上司に、浅野の担当も一緒にみてくれと、昨日、頼まれた。
うんざりする。
この会社では、無断欠勤は少なくはない。
幹部クラスでは、めずらしいかもしれないが、人間関係の希薄なこの会社では、信頼できる友人関係が構築されるはずもなく、幹部として優遇されていても、皆、孤独を抱えている。
数字に一喜一憂し、数字だけで判断される世界の中で、プレッシャーにおしつぶされる者も少なくない。
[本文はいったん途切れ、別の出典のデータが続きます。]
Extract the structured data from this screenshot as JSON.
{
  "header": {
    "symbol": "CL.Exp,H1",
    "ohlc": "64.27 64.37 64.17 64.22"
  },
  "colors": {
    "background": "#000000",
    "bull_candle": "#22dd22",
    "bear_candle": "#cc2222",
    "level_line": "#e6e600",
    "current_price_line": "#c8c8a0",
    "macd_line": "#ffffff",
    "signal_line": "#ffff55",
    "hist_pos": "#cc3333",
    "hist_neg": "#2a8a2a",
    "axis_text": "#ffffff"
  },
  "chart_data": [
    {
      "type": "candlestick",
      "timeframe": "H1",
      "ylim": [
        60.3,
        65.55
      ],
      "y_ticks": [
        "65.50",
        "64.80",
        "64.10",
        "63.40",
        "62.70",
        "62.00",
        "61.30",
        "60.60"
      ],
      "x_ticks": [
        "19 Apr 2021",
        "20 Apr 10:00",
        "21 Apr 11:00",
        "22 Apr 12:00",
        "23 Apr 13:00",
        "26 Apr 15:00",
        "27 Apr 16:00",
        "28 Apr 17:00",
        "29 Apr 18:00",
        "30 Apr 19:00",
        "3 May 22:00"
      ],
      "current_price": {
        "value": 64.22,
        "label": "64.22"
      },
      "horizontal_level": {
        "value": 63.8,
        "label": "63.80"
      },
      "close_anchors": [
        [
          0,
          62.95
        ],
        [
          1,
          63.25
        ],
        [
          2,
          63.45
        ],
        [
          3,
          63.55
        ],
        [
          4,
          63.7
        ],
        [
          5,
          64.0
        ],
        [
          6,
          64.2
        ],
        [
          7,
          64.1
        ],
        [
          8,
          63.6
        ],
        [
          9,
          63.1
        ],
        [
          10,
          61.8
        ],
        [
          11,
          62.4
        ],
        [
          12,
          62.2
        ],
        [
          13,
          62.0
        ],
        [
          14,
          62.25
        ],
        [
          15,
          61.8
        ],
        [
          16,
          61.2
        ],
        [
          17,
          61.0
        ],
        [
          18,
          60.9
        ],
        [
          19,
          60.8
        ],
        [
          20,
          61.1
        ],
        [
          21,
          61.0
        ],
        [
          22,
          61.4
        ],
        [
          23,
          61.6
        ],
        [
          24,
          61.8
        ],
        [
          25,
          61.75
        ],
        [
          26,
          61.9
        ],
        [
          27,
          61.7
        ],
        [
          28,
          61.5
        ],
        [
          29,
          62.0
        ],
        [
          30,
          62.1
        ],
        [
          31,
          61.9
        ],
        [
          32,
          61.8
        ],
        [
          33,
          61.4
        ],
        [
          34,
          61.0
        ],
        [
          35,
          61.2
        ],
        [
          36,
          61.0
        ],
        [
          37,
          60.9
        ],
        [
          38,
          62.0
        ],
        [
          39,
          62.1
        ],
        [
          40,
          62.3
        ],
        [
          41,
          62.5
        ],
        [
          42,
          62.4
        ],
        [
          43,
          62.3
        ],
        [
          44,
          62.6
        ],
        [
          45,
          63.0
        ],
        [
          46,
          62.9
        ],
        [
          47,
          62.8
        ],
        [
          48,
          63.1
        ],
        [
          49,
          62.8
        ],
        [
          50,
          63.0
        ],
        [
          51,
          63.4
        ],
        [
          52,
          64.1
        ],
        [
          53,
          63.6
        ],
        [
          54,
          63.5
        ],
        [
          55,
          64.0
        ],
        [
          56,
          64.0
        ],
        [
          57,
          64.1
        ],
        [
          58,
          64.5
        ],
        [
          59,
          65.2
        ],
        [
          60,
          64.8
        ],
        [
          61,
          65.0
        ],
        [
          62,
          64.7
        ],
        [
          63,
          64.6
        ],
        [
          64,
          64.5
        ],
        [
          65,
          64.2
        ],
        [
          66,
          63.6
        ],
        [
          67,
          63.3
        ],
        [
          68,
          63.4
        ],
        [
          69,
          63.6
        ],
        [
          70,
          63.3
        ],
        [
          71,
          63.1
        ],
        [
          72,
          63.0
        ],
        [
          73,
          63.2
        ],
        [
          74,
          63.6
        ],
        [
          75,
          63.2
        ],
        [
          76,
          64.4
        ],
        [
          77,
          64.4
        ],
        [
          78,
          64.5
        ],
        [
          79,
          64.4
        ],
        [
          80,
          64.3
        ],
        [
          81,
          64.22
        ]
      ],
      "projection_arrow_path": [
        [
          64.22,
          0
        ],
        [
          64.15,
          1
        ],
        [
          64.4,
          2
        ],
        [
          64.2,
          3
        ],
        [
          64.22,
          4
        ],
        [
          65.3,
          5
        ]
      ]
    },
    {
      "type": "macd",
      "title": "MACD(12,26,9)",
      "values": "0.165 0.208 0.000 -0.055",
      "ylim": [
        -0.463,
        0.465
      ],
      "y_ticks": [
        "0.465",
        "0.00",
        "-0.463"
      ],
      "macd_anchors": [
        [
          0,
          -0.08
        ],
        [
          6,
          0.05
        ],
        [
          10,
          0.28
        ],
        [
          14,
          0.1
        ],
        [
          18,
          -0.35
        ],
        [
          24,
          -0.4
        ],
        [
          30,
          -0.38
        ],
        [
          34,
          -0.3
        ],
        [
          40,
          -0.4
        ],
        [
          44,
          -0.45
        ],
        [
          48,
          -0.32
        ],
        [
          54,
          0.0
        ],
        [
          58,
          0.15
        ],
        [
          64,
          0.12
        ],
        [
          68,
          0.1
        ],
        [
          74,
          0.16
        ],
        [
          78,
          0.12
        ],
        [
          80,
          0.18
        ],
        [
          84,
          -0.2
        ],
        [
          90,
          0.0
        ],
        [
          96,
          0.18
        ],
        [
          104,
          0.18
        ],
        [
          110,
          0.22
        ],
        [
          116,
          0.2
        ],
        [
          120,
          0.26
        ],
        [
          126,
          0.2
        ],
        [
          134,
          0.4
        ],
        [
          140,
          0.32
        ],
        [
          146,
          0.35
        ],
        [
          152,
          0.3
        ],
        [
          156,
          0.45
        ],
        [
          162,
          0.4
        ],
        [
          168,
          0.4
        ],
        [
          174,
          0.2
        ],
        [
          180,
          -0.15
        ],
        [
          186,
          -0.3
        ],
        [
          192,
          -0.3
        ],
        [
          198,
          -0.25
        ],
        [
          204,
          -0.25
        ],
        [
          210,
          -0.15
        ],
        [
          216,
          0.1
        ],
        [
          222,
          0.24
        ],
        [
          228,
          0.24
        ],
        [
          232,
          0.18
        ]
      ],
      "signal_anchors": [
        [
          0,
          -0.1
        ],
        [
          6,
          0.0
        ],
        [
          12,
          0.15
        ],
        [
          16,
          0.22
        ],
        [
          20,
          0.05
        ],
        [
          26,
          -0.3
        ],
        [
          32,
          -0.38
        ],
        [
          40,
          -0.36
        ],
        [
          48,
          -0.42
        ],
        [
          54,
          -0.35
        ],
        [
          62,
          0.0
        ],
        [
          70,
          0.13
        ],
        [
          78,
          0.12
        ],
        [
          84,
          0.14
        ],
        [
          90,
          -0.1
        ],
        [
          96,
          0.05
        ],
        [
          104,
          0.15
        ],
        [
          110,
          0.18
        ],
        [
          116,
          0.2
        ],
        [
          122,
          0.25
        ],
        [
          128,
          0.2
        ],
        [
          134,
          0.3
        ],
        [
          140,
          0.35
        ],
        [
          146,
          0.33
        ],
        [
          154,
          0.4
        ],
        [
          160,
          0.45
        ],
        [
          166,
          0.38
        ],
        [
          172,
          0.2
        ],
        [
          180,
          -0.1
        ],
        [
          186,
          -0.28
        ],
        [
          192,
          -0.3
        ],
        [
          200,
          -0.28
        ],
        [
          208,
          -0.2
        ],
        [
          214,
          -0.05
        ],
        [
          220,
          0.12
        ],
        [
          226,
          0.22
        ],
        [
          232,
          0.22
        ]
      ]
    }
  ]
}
けど、こんな決算時期に、他のグループの面倒みる余裕なんてないってば。
同僚の浅野に、軽い殺意を感じながら、しかたなく浅野担当の資料に軽く目を通す。
試用期間内で、能力のない社員をいつ切るかは、担当幹部に任されている。
木谷は、比較的早い段階で、その判断をする。
顔なじみにすらなっていない方が、お互い、離れやすいだろうという木谷なりの判断だ。
浅野の資料を見ると、試用期間ギリギリまで、判断を待っているようだ。
化ける社員も時々はいる。
こいつは駄目だと思っていても、ある一定以上の期間から、突然、開花する社員だ。
浅野がそうだった。
自分がそうだったから、人にも、それを期待しているのかもしれない。
はーっと溜息をついて、ファイルを見ていると、受注成績が極端に低い社員がいる。
数をこなせない社員だ。
入社当初から調べてみると、少しずつ、少しずつ、数は上向いてはいる。
ミスは少ない。いわゆるスロースターターなんだろう。
あと、半年くらい在籍してれば、追いつくだろうけど、私なら切る。
そんなに待てない。
受注ばかりの仕事じゃないのだ。
おそらく、どの業務に入っても、この調子だろう。
全ての業務がこの一人のために、数字がとれなくなる。
浅野はどうするつもりだったんだろうと、ファイルを確認して、彼女が、火曜日までが試用期間であったことに気づく。
昨日、来週からのシフトの交替を伝えた彼女だ。
水曜から、本採用になっている。
木谷は頭をかかえた。
こんなお荷物、いらないのに。
浅野の奴、とんでもないもの、残してくれたわね。
本気で殺意がわいたところで、電話が鳴った。